The answer gets even more complex when you consider other factors such as the proportion of the land leased, the term of the lease, labour availability, stocking rate and how much debt is already on the farm. At larger-scale, there is a definite trade-off between higher capital costs and lower labour requirements.
For example, take a 400-cow farm that is being converted to dairy and presume there are no existing milking facilities on the farm. Presume also that a 40-unit herringbone parlour is going to cost €350,000 to construct, while a 50-bail rotary is going to cost €700,000 to construct. In both cases, there are three full-time employees on the farm.
The difference in capital cost is €350,000, which equates to just over €31,000 per year in annual repayments if the amount is borrowed over 15 years.
Let’s presume that all other costs are the same (in reality, rotary parlours use more electricity, more detergents and more water).
Essentially, the rotary parlour is a one-person parlour for most of the year whereas the herringbone parlour is a two-person parlour for all the year. With three labour units on the herringbone farm and even accounting for holidays, there should be sufficient manpower to milk the cows during the week but the problem is at weekends.
A relief milker will be needed every weekend if the full-time employees are to have every second weekend off. At, say, €60 per milking and presuming there are cows milked for 46 weeks a year the total cost of weekend relief milkers will be €11,000 per year. This is still €20,000 per year short of the higher capital costs of the rotary.
However, it is not comparing like with like because overall hours worked per full-time employee are likely to be much lower on the rotary farm.
For example, if one person can milk in the rotary then it should be possible to have two out of three weekends off on the rotary farm. This means each employee on the herringbone farm would be expected to work up to 23 weekends per year whereas the employees on the rotary farm would be expected to milk on 15 weekends per year. That’s a difference of eight weekends more per employee per year, which equates to a total of 48 days more in the year.
While it could be argued that the employees on the herringbone farm should get paid more, what probably happens in reality is that employees on both farms get paid the same but those on the rotary farms have more time off and a better work-life balance.
The question is whether that is worth, the extra €20,000 in debt servicing costs each year?
It is also important to note that the benefits of the rotary are only accrued where there is one person milking. On many rotary parlours, there ends up being two people involved in milking which undermines any labour efficiency.
There is a third approach and that is to build smaller and cheaper herringbone parlours on large farms where a rotary parlour cannot be justified, such as on leased farms. For example, some large farms have recently been developed with a 26 or 30-unit herringbone even though they are milking 400 cows.
While milking times are longer compared to larger parlours, they are one-person parlours which enable employees to do just one milking per day. With relief milkers employed at weekends, it is still possible to have a good work-life balance and to only work one weekend in three for the main season.

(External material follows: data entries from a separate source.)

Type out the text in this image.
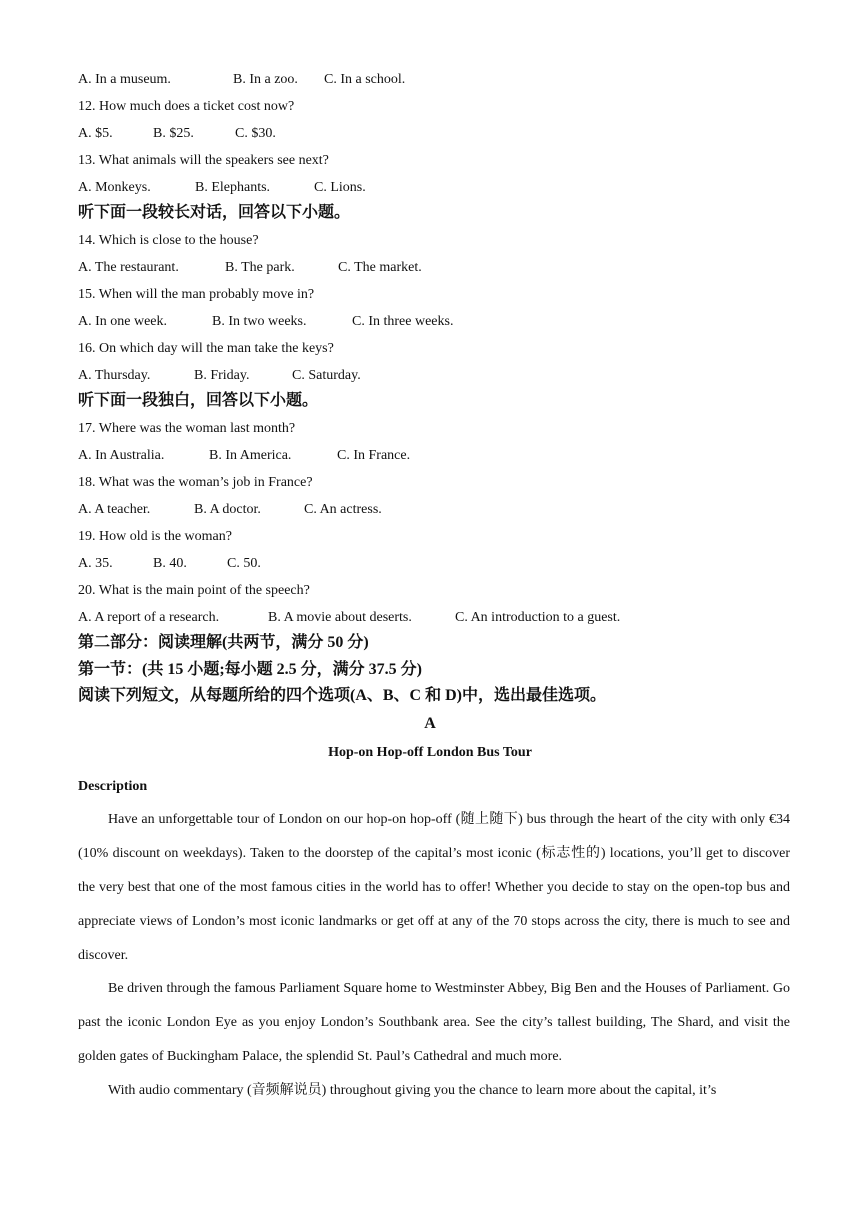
A. In a museum.	B. In a zoo. C. In a school.
12. How much does a ticket cost now?
A. $5.	B. $25.	C. $30.
13. What animals will the speakers see next?
A. Monkeys.	B. Elephants.	C. Lions.
听下面一段较长对话，回答以下小题。
14. Which is close to the house?
A. The restaurant.	B. The park.	C. The market.
15. When will the man probably move in?
A. In one week.	B. In two weeks.	C. In three weeks.
16. On which day will the man take the keys?
A. Thursday.	B. Friday.	C. Saturday.
听下面一段独白，回答以下小题。
17. Where was the woman last month?
A. In Australia.	B. In America.	C. In France.
18. What was the woman’s job in France?
A. A teacher.	B. A doctor.	C. An actress.
19. How old is the woman?
A. 35.	B. 40.	C. 50.
20. What is the main point of the speech?
A. A report of a research.	B. A movie about deserts.	C. An introduction to a guest.
第二部分：阅读理解(共两节，满分 50 分)
第一节：(共 15 小题;每小题 2.5 分，满分 37.5 分)
阅读下列短文，从每题所给的四个选项(A、B、C 和 D)中，选出最佳选项。
A
Hop-on Hop-off London Bus Tour
Description

Have an unforgettable tour of London on our hop-on hop-off (随上随下) bus through the heart of the city with only €34 (10% discount on weekdays). Taken to the doorstep of the capital’s most iconic (标志性的) locations, you’ll get to discover the very best that one of the most famous cities in the world has to offer! Whether you decide to stay on the open-top bus and appreciate views of London’s most iconic landmarks or get off at any of the 70 stops across the city, there is much to see and discover.

Be driven through the famous Parliament Square home to Westminster Abbey, Big Ben and the Houses of Parliament. Go past the iconic London Eye as you enjoy London’s Southbank area. See the city’s tallest building, The Shard, and visit the golden gates of Buckingham Palace, the splendid St. Paul’s Cathedral and much more.

With audio commentary (音频解说员) throughout giving you the chance to learn more about the capital, it’s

On top of this, the capital spend has been more than halved when compared to building a rotary so the return on capital is far greater.
Stocking rate is another key consideration when deciding on what size of milking parlour should be built. This is particularly important in light of proposed changes to the nitrates derogation.
Whether we agree with it or not, there is a strong likelihood that some farms will have to reduce cow numbers over the coming years. Sometimes, a reduction in stocking rate can be for the right reasons.
Take a 100ha farm milking 360 cows, which is a stocking rate of 3.6 cows/ha on the milking platform. While this stocking rate may have been justified in the past with higher chemical nitrogen use and more benign weather patterns, with less nitrogen being used and more disruptive weather patterns running high stocking rates is leading to higher costs and more workload.
Stocking the farm at three cows/ha may increase profitability and greatly reduce workload. It may also mean that a smaller milking parlour is required, potentially saving a lot of money in capital expenditure.
Look for an appropriate stocking rate before deciding on what size parlour to build.
Research carried out by Teagasc has shown that rotary milking parlours are significantly more efficient than herringbone parlours.
The research looked at a number of key performance indicators and found that cows milked per operator was almost 90% higher in a rotary parlour. The results were captured by placing cameras for two one-week periods at milking facilities on commercial dairy farms. Seventeen of the farms had herringbone parlours, while 10 had rotary parlours.
The results showed that, on average, herringbone parlours milked 94 cows per hour while rotaries milked 170 cows per hour. The researchers concluded that the difference in milking efficiency between farms with the same type of parlour warrants further research to see what is driving that efficiency.